Debating Rhetorical Narratology: On the Synthetic, Mimetic, and Thematic Aspects of Narrative
Books are generally long-form documents, a specialist work of writing that contains multiple chapters or a detailed written study.
In Debating Rhetorical Narratology: Matthew Clark and James Phelan provide a model of lively, sharp, and good-natured scholarly exchange. Clark proposes “friendly amendments” to Phelan’s theorizing of the synthetic, mimetic, and thematic aspects of narrative, and Phelan responds, often by explaining why he finds Clark’s amendments less-than-friendly. Clark rounds off the debate by offering a brief rejoinder. Clark and Phelan consistently ground their theoretical arguments in their analyses of particular narratives, drawing on a corpus that ranges from Homer’s Iliad to Tobias Wolff’s In Pharaoh’s Army and includes, among many others, Jane Austen’s Emma, George Orwell’s 1984, and Toni Morrison’s Beloved.

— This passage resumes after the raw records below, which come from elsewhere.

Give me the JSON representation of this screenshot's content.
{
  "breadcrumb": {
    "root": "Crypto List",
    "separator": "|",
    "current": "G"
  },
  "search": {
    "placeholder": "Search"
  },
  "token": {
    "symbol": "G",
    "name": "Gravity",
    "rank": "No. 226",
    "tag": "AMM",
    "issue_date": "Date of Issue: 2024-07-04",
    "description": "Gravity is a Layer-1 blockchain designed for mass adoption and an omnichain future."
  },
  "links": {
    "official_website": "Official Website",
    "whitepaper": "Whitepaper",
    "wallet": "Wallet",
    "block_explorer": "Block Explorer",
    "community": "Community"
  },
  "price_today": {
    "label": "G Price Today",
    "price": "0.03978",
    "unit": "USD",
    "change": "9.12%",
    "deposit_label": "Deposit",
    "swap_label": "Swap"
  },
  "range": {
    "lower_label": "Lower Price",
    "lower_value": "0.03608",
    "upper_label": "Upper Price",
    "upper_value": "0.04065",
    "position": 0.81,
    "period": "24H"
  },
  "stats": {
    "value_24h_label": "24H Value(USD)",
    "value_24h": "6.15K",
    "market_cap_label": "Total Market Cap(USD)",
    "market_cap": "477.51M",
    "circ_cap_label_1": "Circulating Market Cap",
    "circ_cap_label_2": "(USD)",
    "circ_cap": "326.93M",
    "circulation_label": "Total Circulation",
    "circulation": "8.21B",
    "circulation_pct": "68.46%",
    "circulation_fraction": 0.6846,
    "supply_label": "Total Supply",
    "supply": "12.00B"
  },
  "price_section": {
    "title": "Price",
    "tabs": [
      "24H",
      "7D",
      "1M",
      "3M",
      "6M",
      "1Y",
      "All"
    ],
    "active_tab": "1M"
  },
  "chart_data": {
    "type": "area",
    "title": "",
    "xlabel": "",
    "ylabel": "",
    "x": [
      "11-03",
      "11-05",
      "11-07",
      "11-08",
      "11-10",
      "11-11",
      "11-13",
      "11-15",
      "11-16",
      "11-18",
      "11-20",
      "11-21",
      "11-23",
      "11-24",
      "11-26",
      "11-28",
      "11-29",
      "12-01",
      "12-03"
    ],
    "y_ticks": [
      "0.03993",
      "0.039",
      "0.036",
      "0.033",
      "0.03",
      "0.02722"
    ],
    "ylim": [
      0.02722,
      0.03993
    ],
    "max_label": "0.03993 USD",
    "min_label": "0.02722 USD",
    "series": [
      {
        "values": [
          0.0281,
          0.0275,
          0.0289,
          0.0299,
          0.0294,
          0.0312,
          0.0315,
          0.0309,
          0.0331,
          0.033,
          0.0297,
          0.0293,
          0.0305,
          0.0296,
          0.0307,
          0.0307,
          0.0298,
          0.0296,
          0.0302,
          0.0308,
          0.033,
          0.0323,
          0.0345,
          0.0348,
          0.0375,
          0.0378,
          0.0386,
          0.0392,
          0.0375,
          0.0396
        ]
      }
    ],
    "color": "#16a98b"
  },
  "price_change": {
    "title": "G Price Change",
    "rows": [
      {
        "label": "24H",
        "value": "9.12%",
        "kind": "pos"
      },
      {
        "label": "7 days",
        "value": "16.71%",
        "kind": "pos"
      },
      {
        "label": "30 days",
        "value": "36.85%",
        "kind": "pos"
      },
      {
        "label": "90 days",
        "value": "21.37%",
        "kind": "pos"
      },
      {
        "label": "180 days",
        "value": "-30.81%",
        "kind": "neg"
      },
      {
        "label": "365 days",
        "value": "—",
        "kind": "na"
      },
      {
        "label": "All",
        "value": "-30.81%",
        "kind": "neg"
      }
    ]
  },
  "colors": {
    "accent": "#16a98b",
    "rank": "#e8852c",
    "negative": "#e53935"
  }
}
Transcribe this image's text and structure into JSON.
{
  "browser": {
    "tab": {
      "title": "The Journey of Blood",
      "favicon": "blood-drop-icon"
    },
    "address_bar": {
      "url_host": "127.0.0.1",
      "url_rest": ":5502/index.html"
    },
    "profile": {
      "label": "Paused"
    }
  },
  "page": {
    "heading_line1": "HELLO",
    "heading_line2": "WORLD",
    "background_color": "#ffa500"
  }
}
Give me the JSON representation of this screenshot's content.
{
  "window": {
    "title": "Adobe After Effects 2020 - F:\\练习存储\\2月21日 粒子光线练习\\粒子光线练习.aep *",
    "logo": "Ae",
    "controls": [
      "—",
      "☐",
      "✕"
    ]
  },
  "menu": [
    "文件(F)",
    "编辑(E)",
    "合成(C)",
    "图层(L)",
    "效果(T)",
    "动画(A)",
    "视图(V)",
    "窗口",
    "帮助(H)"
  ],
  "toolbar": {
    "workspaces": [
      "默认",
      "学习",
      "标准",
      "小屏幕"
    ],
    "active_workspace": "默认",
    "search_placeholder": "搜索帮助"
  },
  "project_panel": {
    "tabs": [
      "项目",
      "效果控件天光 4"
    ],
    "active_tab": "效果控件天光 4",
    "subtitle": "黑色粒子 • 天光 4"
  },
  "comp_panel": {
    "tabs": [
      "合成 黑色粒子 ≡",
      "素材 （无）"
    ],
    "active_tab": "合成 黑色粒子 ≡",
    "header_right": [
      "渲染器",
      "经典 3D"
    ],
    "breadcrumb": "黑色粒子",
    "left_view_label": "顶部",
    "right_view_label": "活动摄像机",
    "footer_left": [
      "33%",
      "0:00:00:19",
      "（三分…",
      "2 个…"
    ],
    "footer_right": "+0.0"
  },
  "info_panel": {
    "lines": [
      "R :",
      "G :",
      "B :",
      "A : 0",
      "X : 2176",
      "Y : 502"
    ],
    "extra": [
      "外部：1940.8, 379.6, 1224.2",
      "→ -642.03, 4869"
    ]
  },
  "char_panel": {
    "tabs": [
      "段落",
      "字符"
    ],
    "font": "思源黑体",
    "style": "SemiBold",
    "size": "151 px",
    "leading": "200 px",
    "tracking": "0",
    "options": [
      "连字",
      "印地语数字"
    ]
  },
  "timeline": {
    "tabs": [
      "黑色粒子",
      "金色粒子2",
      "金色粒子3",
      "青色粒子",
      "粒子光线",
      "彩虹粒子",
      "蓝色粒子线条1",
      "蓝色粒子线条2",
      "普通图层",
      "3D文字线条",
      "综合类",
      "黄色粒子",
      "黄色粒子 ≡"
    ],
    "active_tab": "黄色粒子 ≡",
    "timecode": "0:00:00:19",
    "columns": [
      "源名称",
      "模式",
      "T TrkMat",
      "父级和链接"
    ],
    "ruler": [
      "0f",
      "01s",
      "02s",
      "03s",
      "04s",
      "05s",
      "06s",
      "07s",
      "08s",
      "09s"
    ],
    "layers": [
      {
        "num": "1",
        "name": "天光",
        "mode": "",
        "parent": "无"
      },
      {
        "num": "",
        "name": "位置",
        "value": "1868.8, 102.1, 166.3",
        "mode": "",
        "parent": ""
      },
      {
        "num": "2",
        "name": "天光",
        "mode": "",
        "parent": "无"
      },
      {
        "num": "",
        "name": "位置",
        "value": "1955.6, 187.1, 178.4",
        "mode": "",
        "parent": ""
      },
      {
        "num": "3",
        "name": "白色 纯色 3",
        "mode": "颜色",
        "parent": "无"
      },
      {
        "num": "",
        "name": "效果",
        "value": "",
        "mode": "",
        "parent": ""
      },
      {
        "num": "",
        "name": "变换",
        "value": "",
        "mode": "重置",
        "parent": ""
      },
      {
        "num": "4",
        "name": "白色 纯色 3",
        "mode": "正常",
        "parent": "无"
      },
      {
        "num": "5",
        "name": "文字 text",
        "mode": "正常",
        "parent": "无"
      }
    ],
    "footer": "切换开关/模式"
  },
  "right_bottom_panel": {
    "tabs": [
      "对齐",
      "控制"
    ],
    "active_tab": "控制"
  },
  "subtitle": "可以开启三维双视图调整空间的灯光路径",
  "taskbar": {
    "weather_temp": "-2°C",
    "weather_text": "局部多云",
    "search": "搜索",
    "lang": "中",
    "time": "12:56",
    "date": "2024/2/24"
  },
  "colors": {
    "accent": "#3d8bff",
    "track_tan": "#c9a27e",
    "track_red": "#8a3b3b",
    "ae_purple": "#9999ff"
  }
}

Clark and Phelan’s deep dive into the synthetic, mimetic, and thematic leads them to explore many other aspects of narrative and narrative theory: style, audiences, the mimetic illusion, fictionality, and more. Their investigation also leads them into questions about rhetorical narratology’s relation to other projects in narrative theory, especially unnatural narratology, and, indeed, about how to assess the explanatory power of competing theories. Ultimately, their debate is compelling testimony about the power of both narrative theory and narrative itself.